Back at the house, the ladies will work with cotton while Dad kills zombies – panting, running, and eating beans. I’d be more interested in the game if it had less of those sounds and I could run around and talk with my friends online. On my way out the door, with bags in hand, Dad starts to get the jars out that he will use to can homemade sauerkraut. It will be better once it’s a little more drained, but still tasty. As I hug Caroline I realize we really should spend more time together. When I was younger it was all about me getting in time with my dad and I will miss these moments and wish for them more often.
I arrive in El Centro later that afternoon and in time for dinner at Grasso’s – a house renovated into a restaurant. Ed and I share garlic bread and get minestrone soup and a salad before the entrée – mine was gnocchi. We call our spouses, I walk the dogs, and then we have a beer with the guys from work before flipping through channels of Leonardo DiCaprio, Dave Chappelle, and Olivia Wilde. I check on the dogs, that are sleeping in the car, and call Caleb again before going to sleep myself.
Ed has Sunday off. Breakfast for me is two banana nut muffins from the Clarion Inn, the hotel his work has him staying in for 2.5 weeks. Laundry is done at the Coin-O-Matic on Euclid, with no wait, versus the one working dryer at the hotel. From there we drive out to the dunes area and let the dogs run around while we sit in the shade. Ed throws the ball for Sparky, using the chuck-it until I let him know that a dog is dumb enough to be tired, but to continue running to save his ball from the heat and loneliness of desert we find ourselves in. I call Piggy back before she makes it over a dune and gets lost or run over.
Back in town, we have a late lunch of leftovers before I decide to spend the rest of the day between the hot tub and the chair at a table full of guys from Ed’s work. They share their apple pie liquor with me, and their Crown Royal maple, and their beers. But before that they are able to coax me into jumping into the deep end of the pool. I jumped near the ladder and climbed out immediately, but quickly sat back in the water. It felt nice and made the hot tub, at 104 degrees, feel even hotter.
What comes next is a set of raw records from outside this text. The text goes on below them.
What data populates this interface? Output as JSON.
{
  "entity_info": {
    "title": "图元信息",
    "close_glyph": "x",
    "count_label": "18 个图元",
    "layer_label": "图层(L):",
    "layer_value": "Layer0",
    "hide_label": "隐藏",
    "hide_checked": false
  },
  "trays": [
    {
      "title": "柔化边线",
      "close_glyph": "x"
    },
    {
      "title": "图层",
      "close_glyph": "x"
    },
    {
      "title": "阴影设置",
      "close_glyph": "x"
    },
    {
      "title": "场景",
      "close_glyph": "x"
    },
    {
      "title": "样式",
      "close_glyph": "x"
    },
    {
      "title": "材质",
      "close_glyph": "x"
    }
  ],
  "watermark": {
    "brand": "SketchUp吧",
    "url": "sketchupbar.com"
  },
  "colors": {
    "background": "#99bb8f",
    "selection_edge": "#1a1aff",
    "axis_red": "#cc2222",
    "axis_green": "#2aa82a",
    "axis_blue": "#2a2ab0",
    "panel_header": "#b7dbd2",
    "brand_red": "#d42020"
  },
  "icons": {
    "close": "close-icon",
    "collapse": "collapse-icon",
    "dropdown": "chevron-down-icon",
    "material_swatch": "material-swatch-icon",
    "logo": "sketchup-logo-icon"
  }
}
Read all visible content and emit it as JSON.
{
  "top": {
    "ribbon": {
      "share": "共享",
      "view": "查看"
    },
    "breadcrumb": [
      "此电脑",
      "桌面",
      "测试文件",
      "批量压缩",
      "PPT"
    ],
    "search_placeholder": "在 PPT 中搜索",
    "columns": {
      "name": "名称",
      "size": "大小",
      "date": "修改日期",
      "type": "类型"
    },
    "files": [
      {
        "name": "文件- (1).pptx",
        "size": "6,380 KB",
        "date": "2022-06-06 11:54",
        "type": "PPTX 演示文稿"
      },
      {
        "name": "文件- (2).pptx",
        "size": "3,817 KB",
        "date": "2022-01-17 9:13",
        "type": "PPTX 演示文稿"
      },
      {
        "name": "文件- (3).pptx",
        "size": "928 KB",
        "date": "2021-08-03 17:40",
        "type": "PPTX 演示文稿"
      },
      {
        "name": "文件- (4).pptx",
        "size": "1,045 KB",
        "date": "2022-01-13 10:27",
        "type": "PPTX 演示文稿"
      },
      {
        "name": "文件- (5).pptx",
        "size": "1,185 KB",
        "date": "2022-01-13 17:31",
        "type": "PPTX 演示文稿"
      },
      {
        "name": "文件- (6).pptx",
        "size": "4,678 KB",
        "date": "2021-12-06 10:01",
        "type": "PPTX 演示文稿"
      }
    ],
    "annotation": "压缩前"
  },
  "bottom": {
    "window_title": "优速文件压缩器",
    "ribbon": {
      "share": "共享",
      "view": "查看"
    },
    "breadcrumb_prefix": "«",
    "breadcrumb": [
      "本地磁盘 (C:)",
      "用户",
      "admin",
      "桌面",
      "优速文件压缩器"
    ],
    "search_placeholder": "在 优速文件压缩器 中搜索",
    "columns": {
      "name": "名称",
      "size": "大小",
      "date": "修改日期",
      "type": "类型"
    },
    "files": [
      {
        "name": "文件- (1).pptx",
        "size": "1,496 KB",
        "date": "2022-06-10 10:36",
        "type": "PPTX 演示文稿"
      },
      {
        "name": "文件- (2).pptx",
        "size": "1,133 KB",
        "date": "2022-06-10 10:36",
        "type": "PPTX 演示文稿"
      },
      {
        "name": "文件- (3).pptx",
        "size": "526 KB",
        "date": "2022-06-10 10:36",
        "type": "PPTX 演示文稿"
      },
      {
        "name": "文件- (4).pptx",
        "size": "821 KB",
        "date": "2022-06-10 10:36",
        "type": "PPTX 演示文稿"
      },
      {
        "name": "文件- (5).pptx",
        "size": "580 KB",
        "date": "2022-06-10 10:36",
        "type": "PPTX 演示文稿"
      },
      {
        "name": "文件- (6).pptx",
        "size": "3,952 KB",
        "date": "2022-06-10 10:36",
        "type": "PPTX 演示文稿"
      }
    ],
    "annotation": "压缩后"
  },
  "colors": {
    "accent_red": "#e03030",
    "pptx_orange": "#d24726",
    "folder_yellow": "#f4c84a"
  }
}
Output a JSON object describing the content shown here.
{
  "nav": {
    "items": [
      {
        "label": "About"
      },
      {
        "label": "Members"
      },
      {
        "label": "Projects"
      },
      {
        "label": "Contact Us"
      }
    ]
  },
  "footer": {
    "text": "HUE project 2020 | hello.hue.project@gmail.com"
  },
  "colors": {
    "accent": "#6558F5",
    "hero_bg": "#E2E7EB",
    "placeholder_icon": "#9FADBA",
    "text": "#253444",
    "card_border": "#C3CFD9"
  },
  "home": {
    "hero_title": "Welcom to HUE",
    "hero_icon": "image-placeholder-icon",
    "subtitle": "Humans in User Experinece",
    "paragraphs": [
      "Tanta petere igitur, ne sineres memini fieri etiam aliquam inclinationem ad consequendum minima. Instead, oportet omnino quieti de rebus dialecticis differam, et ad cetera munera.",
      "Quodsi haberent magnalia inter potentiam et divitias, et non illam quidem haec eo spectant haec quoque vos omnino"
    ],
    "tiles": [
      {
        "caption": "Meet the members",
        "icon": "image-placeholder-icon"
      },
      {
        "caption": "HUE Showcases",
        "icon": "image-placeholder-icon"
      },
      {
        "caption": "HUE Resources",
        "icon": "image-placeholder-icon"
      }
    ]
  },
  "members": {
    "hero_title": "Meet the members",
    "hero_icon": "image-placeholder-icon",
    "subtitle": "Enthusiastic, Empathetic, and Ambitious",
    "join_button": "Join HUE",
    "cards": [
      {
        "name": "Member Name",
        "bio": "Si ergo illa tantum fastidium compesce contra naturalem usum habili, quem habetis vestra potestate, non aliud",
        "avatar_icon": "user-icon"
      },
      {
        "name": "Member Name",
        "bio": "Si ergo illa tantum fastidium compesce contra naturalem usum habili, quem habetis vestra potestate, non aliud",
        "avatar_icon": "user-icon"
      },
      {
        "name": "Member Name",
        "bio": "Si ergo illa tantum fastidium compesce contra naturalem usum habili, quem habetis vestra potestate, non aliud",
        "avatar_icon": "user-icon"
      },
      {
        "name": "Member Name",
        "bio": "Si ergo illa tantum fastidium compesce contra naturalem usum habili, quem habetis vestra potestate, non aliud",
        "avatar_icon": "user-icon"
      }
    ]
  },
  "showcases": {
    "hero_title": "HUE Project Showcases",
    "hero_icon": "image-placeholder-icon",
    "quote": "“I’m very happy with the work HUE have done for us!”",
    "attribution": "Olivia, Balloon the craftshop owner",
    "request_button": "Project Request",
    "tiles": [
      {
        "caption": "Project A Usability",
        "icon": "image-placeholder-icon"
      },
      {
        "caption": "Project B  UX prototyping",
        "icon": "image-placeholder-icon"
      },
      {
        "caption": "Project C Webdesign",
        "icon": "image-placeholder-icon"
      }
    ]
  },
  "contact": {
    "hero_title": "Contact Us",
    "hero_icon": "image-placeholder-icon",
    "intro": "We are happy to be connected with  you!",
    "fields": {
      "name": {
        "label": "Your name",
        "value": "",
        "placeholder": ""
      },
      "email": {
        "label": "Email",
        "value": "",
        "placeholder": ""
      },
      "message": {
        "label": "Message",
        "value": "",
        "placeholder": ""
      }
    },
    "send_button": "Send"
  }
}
There was a dinner break and Ed drove us to Roberto’s Taco Shop that serves giant burritos with sweet onions and hot sauce on the side. I thought I may have eaten half of it, but it seems it may have only been a third. Ed could tell when I’d had too much to drink and rescued me from beside the pool. I put a full Coors Light in the fridge and passed out before 9:00 pm. I had planned to leave after he did for work, but 5:30 am Monday morning was too early, so I slept until 6:50 am when he called to ask about the naked man who was seen running around last night. I don’t know if it’s a good or bad thing that I don’t recall that scenario.
I stopped near Borrego Springs on the way home to take pictures of ocotillo cacti, metal sculptures, and citrus trees. I was looking for wildflowers that are supposed to be blooming in this area, especially in February and March, but I saw more flower colors from the Arizona roadside than I was having luck doing here – thanks draught. I got home around lunch, on the 24th, and when Caleb got off work I picked him up and we went to Buca di Beppo for dinner. I never gave this place much thought, but it’s neat how they walk you through the kitchen.
We shared veggie lasagna, mostly cheese, and a battered eggplant pizza – not my favorite. For dessert we had cheesecake with raspberry sauce and hazelnuts – a delicious touch to a homemade treat – something perfect to start our week together, even if I do wrap what’s left in a napkin and add it to our already full to-go bag. I should’ve taken more pictures and I should’ve brought my to-go containers, but I went and spent time with family and made memories nonetheless. I lived in the moment – and that’s what life is about.